Note that there are some exceptions to this rule:
- An officer or employee of a school who is not employed in the school’s financial aid office and who does not have responsibilities related to education loans, or an agent who does not have responsibilities related to education loans, may perform paid or unpaid service on a board of directors of a lender, guarantor, or servicer of education loans;
- An officer or employee of the school who is not employed in the school’s financial aid office but who does have responsibility related to education loans, or an agent who has responsibility related to education loans, may perform paid or unpaid service on a board of directors of a lender, guarantor, or servicer of education loans, if the school has a written conflict of interest policy that clearly states that officers, employees, or agents must recuse themselves from participating in any decision of the board regarding education loans at the school;
- An officer, employee, or contractor of a lender, guarantor, or servicer of education loans may serve on a board of directors, or serve as a trustee, of a school, if the school has a written conflict of interest policy that states the board member or trustee must be recused from any decision regarding education loans at the school.

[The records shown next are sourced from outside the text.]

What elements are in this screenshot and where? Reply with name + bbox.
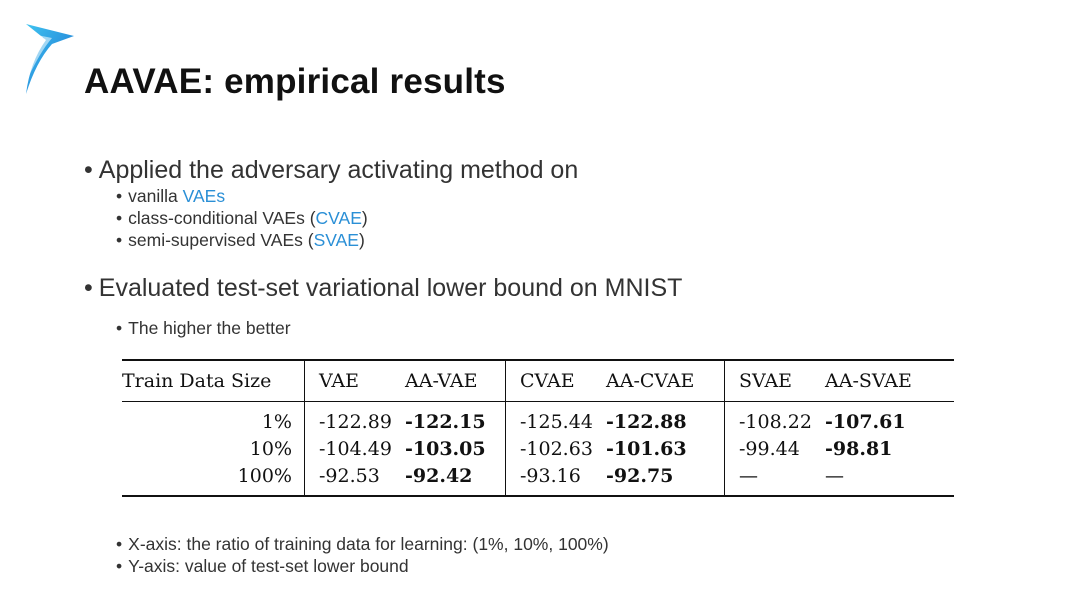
- cell-value: -104.49: [304, 435, 405, 462]
- header-aa-cvae: AA-CVAE: [606, 370, 695, 392]
- sub-bullet-higher-better: • The higher the better: [116, 318, 291, 338]
- cvae-link[interactable]: CVAE: [315, 208, 362, 228]
- cell-value: -93.16: [505, 462, 606, 496]
- svae-link[interactable]: SVAE: [313, 230, 359, 250]
- cell-value-best: -92.42: [405, 464, 473, 487]
- cell-value: -99.44: [724, 435, 825, 462]
- header-train-data-size: Train Data Size: [122, 370, 272, 392]
- cell-value-best: -107.61: [825, 410, 906, 433]
- cell-size: 10%: [249, 437, 292, 460]
- cell-value: -122.89: [304, 401, 405, 435]
- vaes-link[interactable]: VAEs: [182, 186, 226, 206]
- cell-value: —: [724, 462, 825, 496]
- results-table: Train Data Size VAE AA-VAE CVAE AA-CVAE …: [122, 359, 954, 497]
- header-vae: VAE: [304, 360, 405, 402]
- sub-bullet-vanilla: • vanilla VAEs: [116, 186, 226, 206]
- sub-bullet-svae: • semi-supervised VAEs (SVAE): [116, 230, 365, 250]
- sub-bullet-cvae: • class-conditional VAEs (CVAE): [116, 208, 368, 228]
- bullet-evaluated: • Evaluated test-set variational lower bo…: [84, 274, 683, 302]
- table-row: 10% -104.49 -103.05 -102.63 -101.63 -99.…: [122, 435, 954, 462]
- cell-value-best: -98.81: [825, 437, 893, 460]
- header-aa-vae: AA-VAE: [405, 370, 478, 392]
- note-y-axis: • Y-axis: value of test-set lower bound: [116, 556, 409, 576]
- table-header-row: Train Data Size VAE AA-VAE CVAE AA-CVAE …: [122, 360, 954, 402]
- cell-value-best: -122.15: [405, 410, 486, 433]
- header-aa-svae: AA-SVAE: [825, 370, 912, 392]
- cell-value: -108.22: [724, 401, 825, 435]
- cell-value-best: -122.88: [606, 410, 687, 433]
- table-row: 100% -92.53 -92.42 -93.16 -92.75 — —: [122, 462, 954, 496]
- slide-title: AAVAE: empirical results: [84, 62, 506, 101]
- table-row: 1% -122.89 -122.15 -125.44 -122.88 -108.…: [122, 401, 954, 435]
- cell-value-best: -103.05: [405, 437, 486, 460]
- cell-size: 100%: [237, 464, 292, 487]
- cell-value-best: -101.63: [606, 437, 687, 460]
- cell-size: 1%: [261, 410, 292, 433]
- note-x-axis: • X-axis: the ratio of training data for …: [116, 534, 609, 554]
- bullet-applied: • Applied the adversary activating method…: [84, 156, 579, 184]
- blue-arrow-logo-icon: [26, 24, 74, 94]
- header-svae: SVAE: [724, 360, 825, 402]
- cell-value: -102.63: [505, 435, 606, 462]
- cell-value: —: [825, 464, 844, 487]
- cell-value-best: -92.75: [606, 464, 674, 487]
- cell-value: -92.53: [304, 462, 405, 496]
- header-cvae: CVAE: [505, 360, 606, 402]
- cell-value: -125.44: [505, 401, 606, 435]
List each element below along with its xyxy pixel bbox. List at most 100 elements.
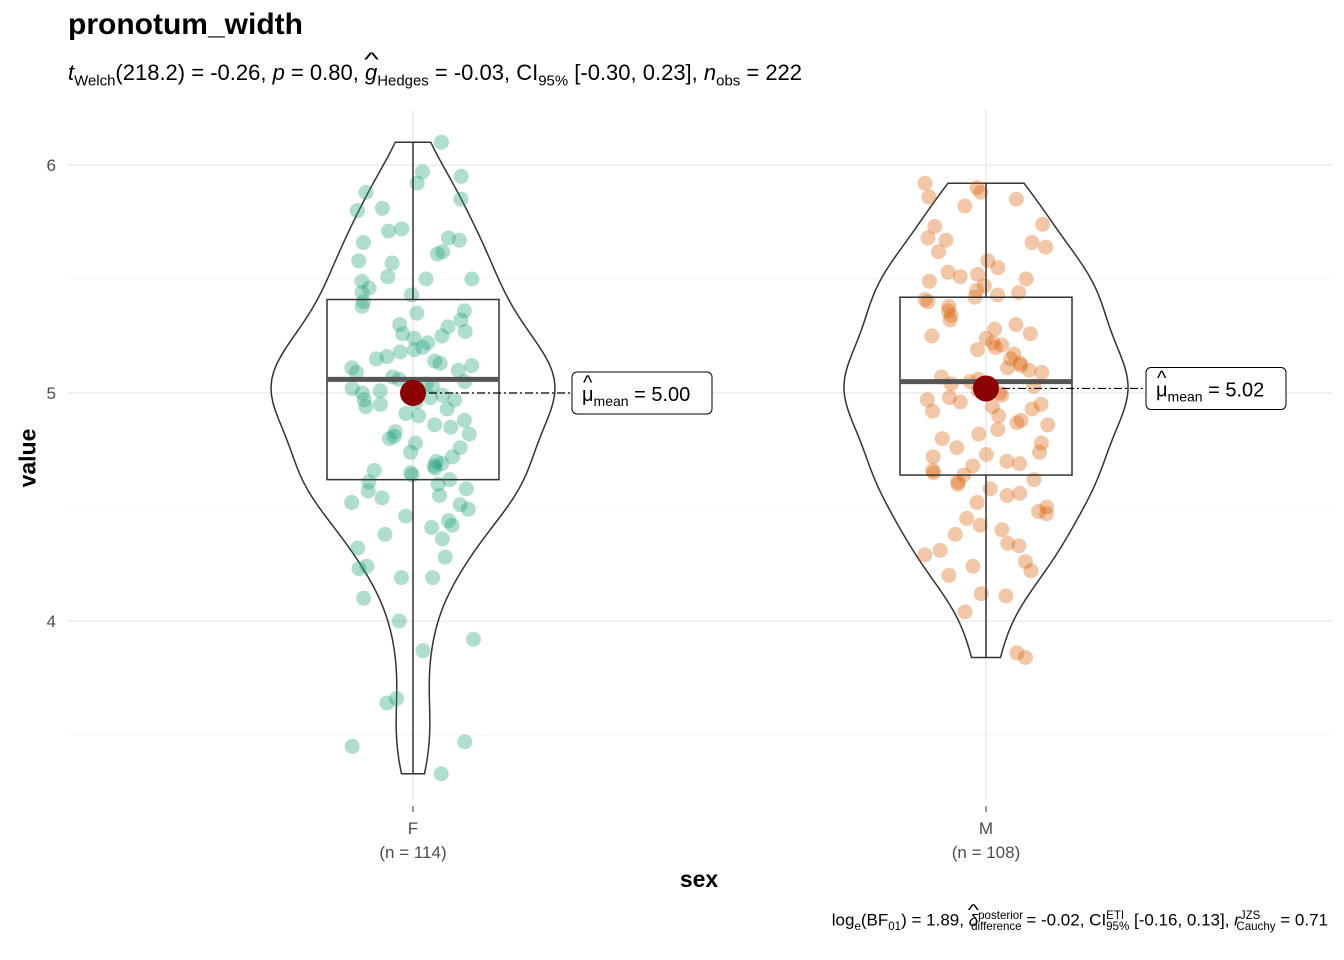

- Rules for interaction with borrowers, which prohibit a school from assigning, through award packaging or other methods, a first-time borrower’s loan to a particular lender; or refusing to certify, or delaying certification of, any loan based on the borrower’s selection of a particular lender or guarantor.
- Prohibition on offers of funds for private loans, meaning that the school must not request or accept from any lender any offer of funds to be used for private education loans, including funds for an opportunity pool loan, in exchange for the school providing concessions or promises of a specified number or volume of Title IV loans, or a preferred lender arrangement for Title IV loans.
What is an opportunity pool loan? In this context, the term means a private education loan made by a lender to a student or the family member of a student that involves the school’s direct or indirect payment of points, premiums, additional interest, or financial support to the lender, for the purpose of the lender extending credit to the student or the family.
- Ban on staffing assistance, meaning that the school must not request or accept from any lender any assistance with call center or financial aid office staffing. However, a school is permitted to request or accept certain types of assistance, including professional development training for financial aid administrators; educational counseling, financial literacy, or debt management materials for borrowers, provided that such materials disclose to borrowers the identification of any lender that assisted in preparing or providing the materials; and staffing services on a short-term, nonrecurring basis to assist the school with financial aid-related functions during emergencies, including state- or federally-declared national disasters, and other localized disasters and emergencies identified by ED.
- Rules for advisory board compensation, which state that any employee in the school’s financial aid office, or who otherwise has responsibilities related to education loans or other student financial aid of the school, and who serves on an advisory board, commission, or group established by a lender, guarantor, or group of lenders or guarantors, shall be prohibited from receiving anything of value from the lender, guarantor, or group of lenders or guarantors. However, the employee may be reimbursed for reasonable expenses incurred in serving on the advisory board, commission, or group.